Our Opinion: Mixed-use key to success of Walmart proposal


A Needham company is taking a third crack at developing a portion of the William Stanley Business Park, and the mixed-use aspect may hold the key to its success.

Waterstone Retail Development is proposing a 190,000-square-foot building anchored by a Walmart Supercenter on the Pittsfield site. Manufacturing, not retail, has always been the designated purpose of the site, but attracting industry has proven to be difficult.

A major advantage of this proposal, which would be known as Woodlawn Crossing, is that it would not only make use of a 16.5-acre chunk (known as the teens) of the 52-acre business park but Waterstone will redevelop a site that is in severe need of remediation. Woodlawn Crossing will be within walking distance for many residents of Tyler Street, who lack a supermarket, and would ideally attract a few businesses within its orbit.

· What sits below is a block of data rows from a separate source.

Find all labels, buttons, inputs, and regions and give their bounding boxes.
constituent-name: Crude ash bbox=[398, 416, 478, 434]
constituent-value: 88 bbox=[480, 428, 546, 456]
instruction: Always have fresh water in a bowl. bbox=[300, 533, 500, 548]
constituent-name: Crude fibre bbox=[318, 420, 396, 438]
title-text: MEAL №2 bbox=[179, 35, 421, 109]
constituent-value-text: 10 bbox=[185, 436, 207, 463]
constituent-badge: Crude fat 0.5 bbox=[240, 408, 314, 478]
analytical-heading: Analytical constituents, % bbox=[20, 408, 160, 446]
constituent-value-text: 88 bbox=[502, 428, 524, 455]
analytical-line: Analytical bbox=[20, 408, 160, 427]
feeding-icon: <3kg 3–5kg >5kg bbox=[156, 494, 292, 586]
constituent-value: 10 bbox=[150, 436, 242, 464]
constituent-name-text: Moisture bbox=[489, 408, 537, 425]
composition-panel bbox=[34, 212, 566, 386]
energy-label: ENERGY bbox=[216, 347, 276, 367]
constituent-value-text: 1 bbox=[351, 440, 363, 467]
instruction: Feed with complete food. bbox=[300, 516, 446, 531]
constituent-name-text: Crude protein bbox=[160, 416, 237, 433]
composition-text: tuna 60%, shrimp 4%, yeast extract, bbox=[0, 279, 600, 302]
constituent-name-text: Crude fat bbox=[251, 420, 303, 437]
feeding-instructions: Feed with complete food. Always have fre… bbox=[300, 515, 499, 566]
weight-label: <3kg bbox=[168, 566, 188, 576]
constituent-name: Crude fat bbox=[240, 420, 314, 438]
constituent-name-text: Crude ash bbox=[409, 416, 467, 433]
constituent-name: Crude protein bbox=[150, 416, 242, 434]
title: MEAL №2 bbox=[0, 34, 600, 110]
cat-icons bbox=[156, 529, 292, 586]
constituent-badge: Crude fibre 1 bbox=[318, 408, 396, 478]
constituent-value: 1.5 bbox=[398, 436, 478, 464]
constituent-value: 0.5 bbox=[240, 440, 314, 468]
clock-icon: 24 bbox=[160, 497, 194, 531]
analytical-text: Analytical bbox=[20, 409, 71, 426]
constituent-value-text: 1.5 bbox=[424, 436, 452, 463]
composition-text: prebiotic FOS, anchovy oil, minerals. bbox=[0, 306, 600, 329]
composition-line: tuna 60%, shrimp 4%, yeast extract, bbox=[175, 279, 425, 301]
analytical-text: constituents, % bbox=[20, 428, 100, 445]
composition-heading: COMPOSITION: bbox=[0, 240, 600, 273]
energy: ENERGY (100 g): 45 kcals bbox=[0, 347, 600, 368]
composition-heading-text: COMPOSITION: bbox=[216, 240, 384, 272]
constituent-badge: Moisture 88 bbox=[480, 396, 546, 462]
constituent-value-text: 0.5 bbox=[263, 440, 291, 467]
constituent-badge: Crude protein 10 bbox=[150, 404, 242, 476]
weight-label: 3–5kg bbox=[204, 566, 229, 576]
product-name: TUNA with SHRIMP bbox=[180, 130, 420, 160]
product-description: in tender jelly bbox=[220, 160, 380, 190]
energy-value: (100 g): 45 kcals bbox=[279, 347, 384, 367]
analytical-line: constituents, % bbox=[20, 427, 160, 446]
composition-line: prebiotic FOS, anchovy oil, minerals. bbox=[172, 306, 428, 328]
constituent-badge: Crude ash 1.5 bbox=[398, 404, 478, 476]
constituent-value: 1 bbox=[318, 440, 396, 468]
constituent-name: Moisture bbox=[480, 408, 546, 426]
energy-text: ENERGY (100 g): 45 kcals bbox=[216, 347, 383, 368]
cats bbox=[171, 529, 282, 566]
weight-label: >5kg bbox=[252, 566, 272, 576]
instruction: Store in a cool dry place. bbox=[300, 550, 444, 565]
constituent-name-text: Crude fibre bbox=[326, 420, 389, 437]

While the Walmart Supercenter would employ about 300 people, 200 of them will come from the existing Walmart at Berkshire Crossing on Hubbard Avenue, so the net gain is only 100 jobs. These jobs in general will not be the high-paying jobs provided by the high-tech or manufacturing industries. The Berkshires would presumably also be saddled with yet another vacant building when the current Walmart building is emptied.

A potentially significant selling point is Waterstone's plan to include medical offices, life sciences, light manufacturing and research and development companies at Woodlawn Crossing. This is Waterstone's third bid for a Walmart at the business park, and the major reason the most recent bid failed three years ago was public opposition to using property originally designated for industrial development for retail use instead. That opposition may emerge again, but the plan to diversify the proposal in ways that could produce jobs that pay well may take the edge off.

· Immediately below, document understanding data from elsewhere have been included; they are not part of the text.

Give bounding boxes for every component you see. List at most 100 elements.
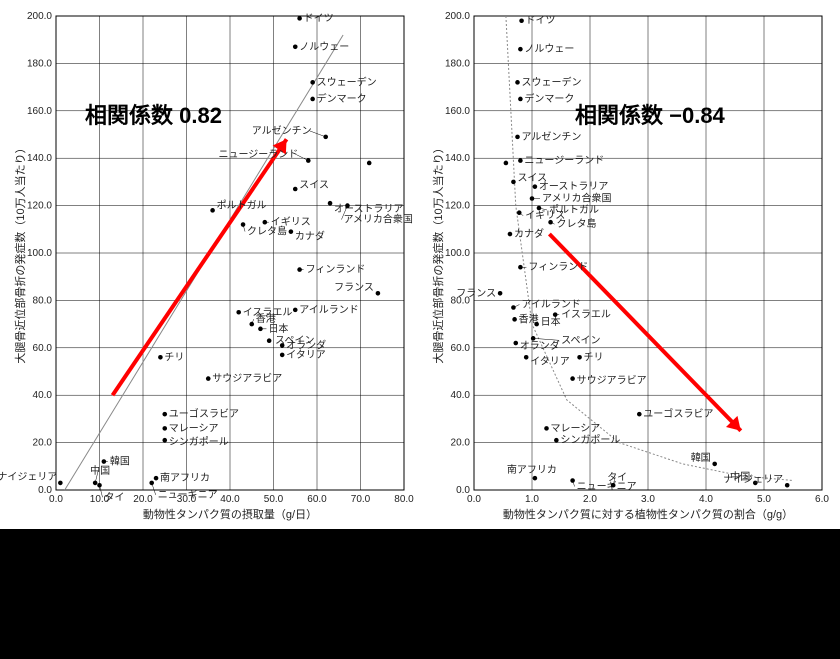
corr-value-2: −0.84 [669, 103, 725, 128]
svg-text:20.0: 20.0 [451, 438, 471, 449]
svg-text:120.0: 120.0 [27, 201, 52, 212]
svg-text:40.0: 40.0 [220, 494, 240, 505]
svg-text:0.0: 0.0 [467, 494, 481, 505]
svg-text:スイス: スイス [299, 180, 329, 191]
svg-text:オーストラリア: オーストラリア [334, 203, 404, 215]
correlation-label-2: 相関係数 −0.84 [575, 98, 725, 130]
svg-text:3.0: 3.0 [641, 494, 655, 505]
svg-text:5.0: 5.0 [757, 494, 771, 505]
svg-text:120.0: 120.0 [445, 201, 470, 212]
correlation-label-1: 相関係数 0.82 [85, 98, 222, 130]
svg-text:60.0: 60.0 [33, 343, 53, 354]
svg-text:イタリア: イタリア [286, 349, 326, 361]
scatter-chart-ratio: 0.020.040.060.080.0100.0120.0140.0160.01… [430, 6, 830, 526]
svg-text:ドイツ: ドイツ [304, 13, 334, 24]
svg-text:デンマーク: デンマーク [524, 92, 574, 105]
svg-text:20.0: 20.0 [33, 438, 53, 449]
svg-text:韓国: 韓国 [691, 452, 711, 464]
svg-text:フランス: フランス [456, 287, 496, 299]
corr-value-1: 0.82 [179, 103, 222, 128]
svg-text:イギリス: イギリス [271, 216, 311, 228]
svg-text:100.0: 100.0 [445, 248, 470, 259]
svg-text:大腿骨近位部骨折の発症数（10万人当たり）: 大腿骨近位部骨折の発症数（10万人当たり） [13, 142, 27, 363]
svg-text:マレーシア: マレーシア [551, 423, 601, 434]
svg-text:オーストラリア: オーストラリア [539, 181, 609, 193]
svg-text:大腿骨近位部骨折の発症数（10万人当たり）: 大腿骨近位部骨折の発症数（10万人当たり） [431, 142, 445, 363]
black-caption-bar [0, 529, 840, 659]
svg-text:60.0: 60.0 [307, 494, 327, 505]
svg-text:動物性タンパク質の摂取量（g/日）: 動物性タンパク質の摂取量（g/日） [143, 507, 317, 521]
svg-text:50.0: 50.0 [264, 494, 284, 505]
svg-text:スウェーデン: スウェーデン [522, 75, 582, 88]
svg-text:140.0: 140.0 [445, 153, 470, 164]
svg-text:140.0: 140.0 [27, 153, 52, 164]
svg-text:ノルウェー: ノルウェー [524, 43, 574, 55]
svg-text:200.0: 200.0 [445, 11, 470, 22]
svg-text:韓国: 韓国 [110, 456, 130, 468]
svg-text:動物性タンパク質に対する植物性タンパク質の割合（g/g）: 動物性タンパク質に対する植物性タンパク質の割合（g/g） [503, 507, 793, 521]
svg-text:マレーシア: マレーシア [169, 423, 219, 434]
svg-text:南アフリカ: 南アフリカ [507, 463, 557, 476]
svg-text:80.0: 80.0 [33, 295, 53, 306]
svg-text:フランス: フランス [334, 281, 374, 293]
svg-text:ユーゴスラビア: ユーゴスラビア [643, 407, 713, 420]
svg-text:オランダ: オランダ [520, 339, 560, 352]
svg-text:70.0: 70.0 [351, 494, 371, 505]
svg-text:ニューギニア: ニューギニア [158, 489, 218, 501]
svg-text:200.0: 200.0 [27, 11, 52, 22]
svg-text:4.0: 4.0 [699, 494, 713, 505]
svg-text:180.0: 180.0 [445, 58, 470, 69]
svg-text:80.0: 80.0 [394, 494, 414, 505]
svg-text:アルゼンチン: アルゼンチン [522, 131, 582, 143]
svg-text:サウジアラビア: サウジアラビア [577, 375, 647, 387]
corr-prefix-2: 相関係数 [575, 103, 669, 128]
svg-text:フィンランド: フィンランド [528, 261, 588, 273]
svg-text:40.0: 40.0 [451, 390, 471, 401]
svg-text:日本: 日本 [541, 315, 561, 328]
svg-text:ドイツ: ドイツ [526, 16, 556, 27]
svg-text:100.0: 100.0 [27, 248, 52, 259]
svg-text:ニュージーランド: ニュージーランド [218, 149, 298, 161]
svg-text:スペイン: スペイン [561, 335, 600, 346]
svg-text:アメリカ合衆国: アメリカ合衆国 [542, 191, 612, 204]
svg-text:アイルランド: アイルランド [299, 304, 359, 316]
svg-text:ユーゴスラビア: ユーゴスラビア [169, 407, 239, 420]
svg-text:40.0: 40.0 [33, 390, 53, 401]
svg-text:0.0: 0.0 [49, 494, 63, 505]
svg-text:日本: 日本 [268, 322, 288, 335]
svg-text:イスラエル: イスラエル [561, 309, 611, 321]
svg-text:ノルウェー: ノルウェー [299, 41, 349, 53]
svg-text:ニュージーランド: ニュージーランド [524, 155, 604, 167]
svg-text:サウジアラビア: サウジアラビア [212, 373, 282, 385]
svg-text:ポルトガル: ポルトガル [217, 199, 267, 211]
svg-text:ナイジェリア: ナイジェリア [723, 473, 783, 485]
svg-text:チリ: チリ [164, 351, 184, 363]
svg-text:イタリア: イタリア [530, 355, 570, 367]
svg-text:6.0: 6.0 [815, 494, 829, 505]
svg-text:2.0: 2.0 [583, 494, 597, 505]
svg-text:160.0: 160.0 [27, 106, 52, 117]
svg-text:20.0: 20.0 [133, 494, 153, 505]
svg-text:タイ: タイ [105, 491, 125, 503]
svg-text:タイ: タイ [607, 471, 627, 483]
corr-prefix-1: 相関係数 [85, 103, 179, 128]
svg-text:アメリカ合衆国: アメリカ合衆国 [343, 213, 413, 226]
svg-text:フィンランド: フィンランド [306, 264, 366, 276]
svg-text:シンガポール: シンガポール [560, 434, 620, 446]
scatter-chart-animal-protein: 0.0 20.0 40.0 60.0 80.0 100.0 120.0 140.0 160.0 1… [12, 6, 412, 526]
svg-text:1.0: 1.0 [525, 494, 539, 505]
svg-text:デンマーク: デンマーク [317, 92, 367, 105]
svg-text:カナダ: カナダ [295, 230, 325, 243]
svg-text:60.0: 60.0 [451, 343, 471, 354]
svg-text:南アフリカ: 南アフリカ [160, 471, 210, 484]
svg-text:180.0: 180.0 [27, 58, 52, 69]
svg-text:アルゼンチン: アルゼンチン [252, 125, 312, 137]
svg-text:ナイジェリア: ナイジェリア [0, 471, 57, 483]
svg-text:シンガポール: シンガポール [169, 436, 229, 448]
svg-text:スウェーデン: スウェーデン [317, 75, 377, 88]
svg-text:チリ: チリ [584, 351, 604, 363]
svg-text:カナダ: カナダ [514, 227, 544, 240]
svg-text:クレタ島: クレタ島 [557, 217, 597, 230]
svg-text:中国: 中国 [90, 464, 110, 477]
svg-text:160.0: 160.0 [445, 106, 470, 117]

The Walmart Supercenter will clearly and understandably be Phase One of the project, but the Pittsfield Economic Development Authority and city officials should pursue details of and a timetable for the multi-use elements of the Waterstone plan, specifically the life sciences, light manufacturing and research and development aspects. Those aspects of the proposal may be critical to selling the project to skeptics and, if the proposal comes to fruition, assuring that it will provide the desired long-term benefits to the neighborhood, the city and the Berkshires.